Salon - Inside the “very, very guarded” agreements that dictate what’s sold in grocery stores — and the cost
Food program manager Claire Kelloway was quoted highlighting the utter dominance of large corporations in the highly concentrated food markets, like the mayonnaise industry arguing that without antitrust enforcements ensuring fair competition, it's unlikely that these monopolistic structures will diminishing allowing for market-sharing
With food prices up 25% over the last four years, it may be worth asking – what determines the cost of food?
It’s a complicated question, involving supply costs, crop yields, public policy, the availability of raw materials, supply chain issues and animal and plant disease, to name a few factors.
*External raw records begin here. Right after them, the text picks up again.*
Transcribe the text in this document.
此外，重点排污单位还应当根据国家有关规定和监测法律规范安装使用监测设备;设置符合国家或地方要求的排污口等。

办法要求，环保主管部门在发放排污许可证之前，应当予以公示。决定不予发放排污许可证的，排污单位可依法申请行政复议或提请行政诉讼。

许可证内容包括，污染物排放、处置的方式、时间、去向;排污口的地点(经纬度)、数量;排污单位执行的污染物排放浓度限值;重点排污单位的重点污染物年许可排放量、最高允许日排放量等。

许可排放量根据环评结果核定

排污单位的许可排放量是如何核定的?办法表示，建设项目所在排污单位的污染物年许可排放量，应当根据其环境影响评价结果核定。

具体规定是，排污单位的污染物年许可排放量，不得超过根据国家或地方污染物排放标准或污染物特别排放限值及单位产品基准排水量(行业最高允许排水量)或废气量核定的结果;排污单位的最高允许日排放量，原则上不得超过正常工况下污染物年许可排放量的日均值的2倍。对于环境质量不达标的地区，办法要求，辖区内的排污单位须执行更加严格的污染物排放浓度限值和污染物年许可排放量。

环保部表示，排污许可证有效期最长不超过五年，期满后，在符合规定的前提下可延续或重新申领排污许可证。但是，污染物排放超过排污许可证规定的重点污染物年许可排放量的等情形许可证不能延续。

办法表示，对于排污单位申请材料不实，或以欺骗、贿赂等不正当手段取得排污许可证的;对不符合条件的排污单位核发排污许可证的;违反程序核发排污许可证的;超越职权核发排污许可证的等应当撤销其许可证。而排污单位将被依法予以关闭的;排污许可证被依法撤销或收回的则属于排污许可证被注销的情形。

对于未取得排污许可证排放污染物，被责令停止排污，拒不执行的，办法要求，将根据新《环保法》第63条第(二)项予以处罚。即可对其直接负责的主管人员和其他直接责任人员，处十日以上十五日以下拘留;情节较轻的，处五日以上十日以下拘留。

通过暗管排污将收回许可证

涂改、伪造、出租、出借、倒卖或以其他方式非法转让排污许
But in our grocery stores, supermarkets and food manufacturers often determine the final label price consumers pay. Many consumers are unaware of the clandestine cooperative marketing agreements between supermarkets and food conglomerates that influence how food is stocked, how aisles are arranged, what products are highly promoted and, ultimately, what foods consumers get to choose from, and how much we pay.
Manufacturers are able to really control and dictate the retail environment, to the detriment of consumers and consumers’ health,” Sara John, deputy director at the Center for Science in the Public Interest, told Salon.
Those systems are particularly harmful to small food brands; a best-case success scenario for those brands often ends in acquisition. And those structures stand to potentially blossom under a proposed $24.6 billion megamerger between Kroger and Albertsons, America’s two largest supermarket brands, that the Federal Trade Commission is suing to block over concerns the deal would create a monopoly.